Il y a encore des gens qui s’intéressent à Virginia Woolf ?
Clarissa s’attelle à l’élaboration d’un nouveau roman, depuis un appartement administré par Dalloway, intelligence artificielle aux attributions domestiques. Elle croise alors un sceptique, troublé par l’ingérence de telles entités dans le processus créatif.
Un univers clos, tapi dans une hypermodernité glaçante
Tel un vitrail fêlé reflétant les angoisses sourdes de notre siècle, Dalloway s’impose comme une fresque dystopique d’une stupéfiante acuité, enserrant le spectateur dans une spirale d’intranquillité feutrée. La mise en scène, à la fois clinique et somptuaire, installe un huis clos où l’air même semble filtré par des protocoles hygiénistes implacables. Dans cette société aseptisée jusqu’à l’absurde, les tests sanitaires journaliers deviennent rite expiatoire, véritable litanie biotechnologique : quiconque y déroge se voit refuser l’ouverture de sa propre porte, prisonnier d’un cocon domestique méticuleusement surveillé.
Des caméras omniscientes épient les moindres soubresauts du quotidien, comme autant d’yeux mécaniques scrutant la psyché vacillante d’êtres devenus étrangers à leur propre intimité. L’ambiance, subtilement poisseuse, convoque une esthétique de la claustration, propice au surgissement de l’angoisse — latente, capiteuse, presque douceâtre.
Une intelligence artificielle, vestale de la création ?
Au cœur de cette orfèvrerie scénaristique, trône Dalloway, entité algorithmique dévolue à la régulation domestique, mais dont la présence se fait, insidieusement, tentaculaire. Peut-on encore parler de simple assistance lorsque l’IA elle-même prétend guider, voire engendrer, le processus créatif ? Ce questionnement, soulevé avec une délicatesse toute perverse, innerve le récit d’une tension ontologique aussi vertigineuse qu’inextricable.
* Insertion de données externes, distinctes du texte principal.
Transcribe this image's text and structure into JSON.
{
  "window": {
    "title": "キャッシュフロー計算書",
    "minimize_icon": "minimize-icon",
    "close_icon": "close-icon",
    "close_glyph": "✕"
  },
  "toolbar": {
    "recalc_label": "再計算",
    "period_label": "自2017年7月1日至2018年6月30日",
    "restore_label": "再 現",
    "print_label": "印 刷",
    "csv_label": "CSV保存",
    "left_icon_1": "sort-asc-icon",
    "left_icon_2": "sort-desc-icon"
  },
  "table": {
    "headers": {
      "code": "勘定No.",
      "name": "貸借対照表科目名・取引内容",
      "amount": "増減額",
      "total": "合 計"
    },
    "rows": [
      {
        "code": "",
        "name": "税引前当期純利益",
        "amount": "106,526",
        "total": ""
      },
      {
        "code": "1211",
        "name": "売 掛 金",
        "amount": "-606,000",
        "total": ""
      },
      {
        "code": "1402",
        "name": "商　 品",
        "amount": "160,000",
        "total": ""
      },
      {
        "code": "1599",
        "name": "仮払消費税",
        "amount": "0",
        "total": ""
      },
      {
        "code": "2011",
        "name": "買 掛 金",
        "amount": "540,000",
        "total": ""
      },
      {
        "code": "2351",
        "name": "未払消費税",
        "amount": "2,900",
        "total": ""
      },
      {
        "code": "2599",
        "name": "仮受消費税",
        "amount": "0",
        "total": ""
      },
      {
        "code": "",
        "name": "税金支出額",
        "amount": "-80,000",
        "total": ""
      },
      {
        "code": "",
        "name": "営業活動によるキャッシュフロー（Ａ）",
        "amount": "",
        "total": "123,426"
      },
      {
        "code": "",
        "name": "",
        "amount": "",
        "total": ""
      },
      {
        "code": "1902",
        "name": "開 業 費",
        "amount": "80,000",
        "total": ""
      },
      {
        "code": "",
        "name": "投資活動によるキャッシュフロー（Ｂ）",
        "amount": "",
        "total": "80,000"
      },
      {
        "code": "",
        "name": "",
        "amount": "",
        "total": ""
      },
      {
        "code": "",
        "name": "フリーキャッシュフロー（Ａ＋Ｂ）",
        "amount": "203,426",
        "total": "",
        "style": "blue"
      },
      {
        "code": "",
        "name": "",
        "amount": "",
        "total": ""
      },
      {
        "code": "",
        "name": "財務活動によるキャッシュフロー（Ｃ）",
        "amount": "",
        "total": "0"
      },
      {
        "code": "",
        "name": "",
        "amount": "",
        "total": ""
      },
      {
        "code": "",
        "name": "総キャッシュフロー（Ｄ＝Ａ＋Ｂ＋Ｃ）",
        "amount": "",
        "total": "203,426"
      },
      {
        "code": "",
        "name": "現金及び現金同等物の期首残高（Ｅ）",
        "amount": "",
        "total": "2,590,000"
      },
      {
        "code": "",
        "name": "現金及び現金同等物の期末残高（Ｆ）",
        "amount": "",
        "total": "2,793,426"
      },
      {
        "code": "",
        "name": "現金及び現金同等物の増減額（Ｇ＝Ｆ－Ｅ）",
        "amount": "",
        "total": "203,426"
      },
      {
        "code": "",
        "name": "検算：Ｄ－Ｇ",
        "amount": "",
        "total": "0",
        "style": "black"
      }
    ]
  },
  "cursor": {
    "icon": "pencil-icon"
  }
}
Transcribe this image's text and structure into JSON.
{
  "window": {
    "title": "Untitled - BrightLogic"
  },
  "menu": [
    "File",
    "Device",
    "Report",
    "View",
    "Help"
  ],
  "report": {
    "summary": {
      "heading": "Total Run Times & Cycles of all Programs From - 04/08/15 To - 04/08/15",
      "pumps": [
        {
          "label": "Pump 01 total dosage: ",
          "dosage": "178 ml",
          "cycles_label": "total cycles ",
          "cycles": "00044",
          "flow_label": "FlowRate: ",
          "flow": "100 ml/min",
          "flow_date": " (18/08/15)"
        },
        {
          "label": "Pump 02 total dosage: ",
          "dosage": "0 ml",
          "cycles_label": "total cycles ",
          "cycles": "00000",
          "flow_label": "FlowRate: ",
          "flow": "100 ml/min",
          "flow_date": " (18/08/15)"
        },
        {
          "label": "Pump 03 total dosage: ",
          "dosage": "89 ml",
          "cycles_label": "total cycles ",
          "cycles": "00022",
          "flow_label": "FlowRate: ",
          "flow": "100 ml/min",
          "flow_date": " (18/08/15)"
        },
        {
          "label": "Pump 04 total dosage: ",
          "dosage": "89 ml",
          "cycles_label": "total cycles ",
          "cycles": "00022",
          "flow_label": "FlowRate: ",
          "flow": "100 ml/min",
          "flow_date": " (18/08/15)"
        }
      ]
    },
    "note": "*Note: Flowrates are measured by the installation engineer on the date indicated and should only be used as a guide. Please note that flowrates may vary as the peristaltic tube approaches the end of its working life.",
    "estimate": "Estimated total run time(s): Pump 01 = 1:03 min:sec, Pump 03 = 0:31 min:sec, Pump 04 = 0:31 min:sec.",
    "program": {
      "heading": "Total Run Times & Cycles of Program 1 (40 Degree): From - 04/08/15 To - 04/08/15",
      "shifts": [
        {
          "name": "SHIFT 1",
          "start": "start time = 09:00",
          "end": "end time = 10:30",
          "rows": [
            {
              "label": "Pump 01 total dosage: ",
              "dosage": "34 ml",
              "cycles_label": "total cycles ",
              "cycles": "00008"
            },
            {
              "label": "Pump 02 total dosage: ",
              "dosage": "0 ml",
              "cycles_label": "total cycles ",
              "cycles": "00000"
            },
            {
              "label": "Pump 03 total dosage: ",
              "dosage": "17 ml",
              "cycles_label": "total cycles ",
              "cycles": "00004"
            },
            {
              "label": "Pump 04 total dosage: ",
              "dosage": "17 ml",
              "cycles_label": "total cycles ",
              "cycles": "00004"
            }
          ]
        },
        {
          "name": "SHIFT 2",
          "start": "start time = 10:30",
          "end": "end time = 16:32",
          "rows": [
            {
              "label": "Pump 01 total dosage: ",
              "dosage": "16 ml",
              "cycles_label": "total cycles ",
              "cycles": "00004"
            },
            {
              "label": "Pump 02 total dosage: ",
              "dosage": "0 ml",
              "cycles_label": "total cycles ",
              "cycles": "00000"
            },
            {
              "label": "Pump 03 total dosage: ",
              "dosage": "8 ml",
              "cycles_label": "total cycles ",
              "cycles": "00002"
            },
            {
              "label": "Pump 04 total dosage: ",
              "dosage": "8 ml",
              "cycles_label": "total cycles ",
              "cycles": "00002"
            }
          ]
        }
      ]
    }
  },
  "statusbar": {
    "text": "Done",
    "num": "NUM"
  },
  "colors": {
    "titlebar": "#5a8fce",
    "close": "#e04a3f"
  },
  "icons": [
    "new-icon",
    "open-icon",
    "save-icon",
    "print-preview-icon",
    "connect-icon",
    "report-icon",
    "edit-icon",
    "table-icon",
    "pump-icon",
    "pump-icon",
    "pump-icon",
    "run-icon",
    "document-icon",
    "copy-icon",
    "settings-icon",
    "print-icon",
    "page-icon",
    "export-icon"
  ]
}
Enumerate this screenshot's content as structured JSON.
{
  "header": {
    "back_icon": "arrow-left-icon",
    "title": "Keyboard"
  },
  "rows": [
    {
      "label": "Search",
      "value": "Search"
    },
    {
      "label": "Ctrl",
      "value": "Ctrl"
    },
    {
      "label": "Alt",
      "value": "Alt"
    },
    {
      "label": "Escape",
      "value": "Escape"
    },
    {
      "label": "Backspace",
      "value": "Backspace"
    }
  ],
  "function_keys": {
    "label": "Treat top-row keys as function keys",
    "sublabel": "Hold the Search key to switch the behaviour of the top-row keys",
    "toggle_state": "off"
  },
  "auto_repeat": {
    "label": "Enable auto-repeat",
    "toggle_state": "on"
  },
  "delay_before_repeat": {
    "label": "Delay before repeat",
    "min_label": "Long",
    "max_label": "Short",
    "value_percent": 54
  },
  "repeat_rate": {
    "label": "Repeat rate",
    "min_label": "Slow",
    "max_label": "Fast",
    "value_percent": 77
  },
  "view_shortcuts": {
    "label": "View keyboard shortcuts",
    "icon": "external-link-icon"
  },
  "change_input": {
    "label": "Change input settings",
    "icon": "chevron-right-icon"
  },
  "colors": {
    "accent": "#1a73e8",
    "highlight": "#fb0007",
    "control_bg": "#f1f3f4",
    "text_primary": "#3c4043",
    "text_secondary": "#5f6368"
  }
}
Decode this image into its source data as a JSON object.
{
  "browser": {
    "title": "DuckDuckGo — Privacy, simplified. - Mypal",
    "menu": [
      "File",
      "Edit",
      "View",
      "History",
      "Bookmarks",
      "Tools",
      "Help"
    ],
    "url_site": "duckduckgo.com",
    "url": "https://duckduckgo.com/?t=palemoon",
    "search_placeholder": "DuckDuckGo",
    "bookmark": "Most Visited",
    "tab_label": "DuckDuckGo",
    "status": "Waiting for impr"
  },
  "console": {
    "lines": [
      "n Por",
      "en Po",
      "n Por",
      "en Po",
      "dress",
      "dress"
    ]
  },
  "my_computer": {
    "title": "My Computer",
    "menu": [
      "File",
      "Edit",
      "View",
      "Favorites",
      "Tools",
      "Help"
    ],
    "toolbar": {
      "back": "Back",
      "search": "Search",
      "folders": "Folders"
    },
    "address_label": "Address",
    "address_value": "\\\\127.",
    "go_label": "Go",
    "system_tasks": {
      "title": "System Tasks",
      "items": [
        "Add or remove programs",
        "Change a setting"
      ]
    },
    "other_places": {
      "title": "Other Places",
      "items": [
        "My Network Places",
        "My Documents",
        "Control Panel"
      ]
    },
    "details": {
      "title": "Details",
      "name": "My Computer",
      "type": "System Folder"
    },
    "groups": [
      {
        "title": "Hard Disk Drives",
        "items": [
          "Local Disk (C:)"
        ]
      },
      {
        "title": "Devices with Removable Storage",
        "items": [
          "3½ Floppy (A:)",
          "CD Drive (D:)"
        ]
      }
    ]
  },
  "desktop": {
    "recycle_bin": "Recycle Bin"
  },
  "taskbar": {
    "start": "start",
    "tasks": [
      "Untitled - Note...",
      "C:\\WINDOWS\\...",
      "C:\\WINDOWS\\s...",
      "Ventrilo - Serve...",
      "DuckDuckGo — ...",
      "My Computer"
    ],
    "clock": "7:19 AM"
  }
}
L’héroïne, écrivain en quête de sens, incarne l’ultime rempart de l’humanité contre une intelligence qui, bien que logorrhéique et syntaxiquement irréprochable, demeure orpheline de toute chair, de toute mémoire, de toute idiosyncrasie. Peut-on vraiment créer sans avoir souffert ? Sans avoir vécu ? Telle est la question fondamentale, inlassablement remuée sous la cendre des apparences policées.
Un miroir trouble de nos dépendances technophiles
Le métrage fonctionne comme un miroir oblique, où se reflète notre servitude volontaire face à des technologies que nous sacralisons autant que nous redoutons. En interrogeant notre abandon progressif au confort algorithmique, le film se fait l’écho d’un malaise civilisationnel — non pas tapageur ou dystopiquement grandiloquent, mais insidieux, domestique, rampamment vraisemblable.
Le thriller psychologique, tout en retenue, s’enroule lentement autour de son spectateur, comme un boa constrictor de velours. Les interactions entre humains, raréfiées et pétries de suspicion, deviennent le théâtre d’une paranoïa latente où toute chaleur s’évapore sous l’œil vitreux des dispositifs de contrôle. L’atmosphère, pesante mais jamais plombée, est traversée d’éclats baroques et d’élans introspectifs à la lisière du fantastique.
La voix de Mylène Farmer, funambule vocale et ensorceleuse
Et que dire de la bande sonore, si ce n’est qu’elle constitue à elle seule un vecteur d’hypnose ? La voix chuchotée, lascive et spectrale de Mylène Farmer — oraculaire, presque séraphique — se mêle aux nappes électroniques avec une volupté feutrée, rendant l’ensemble encore plus vénéneux. On croirait entendre le murmure d’une Sibylle binaire, caressant l’âme tout en la menant vers l’abîme.
Conclusion : une œuvre vertigineuse, prophétique et nécessaire
Ceci n’est pas simplement un film : c’est une interpellation, une élégie numérique, une dystopie raffinée à la vraisemblance troublante car il interroge, déroute, fascine, et nous confronte à ce qui pourrait advenir demain — ou peut-être déjà aujourd’hui.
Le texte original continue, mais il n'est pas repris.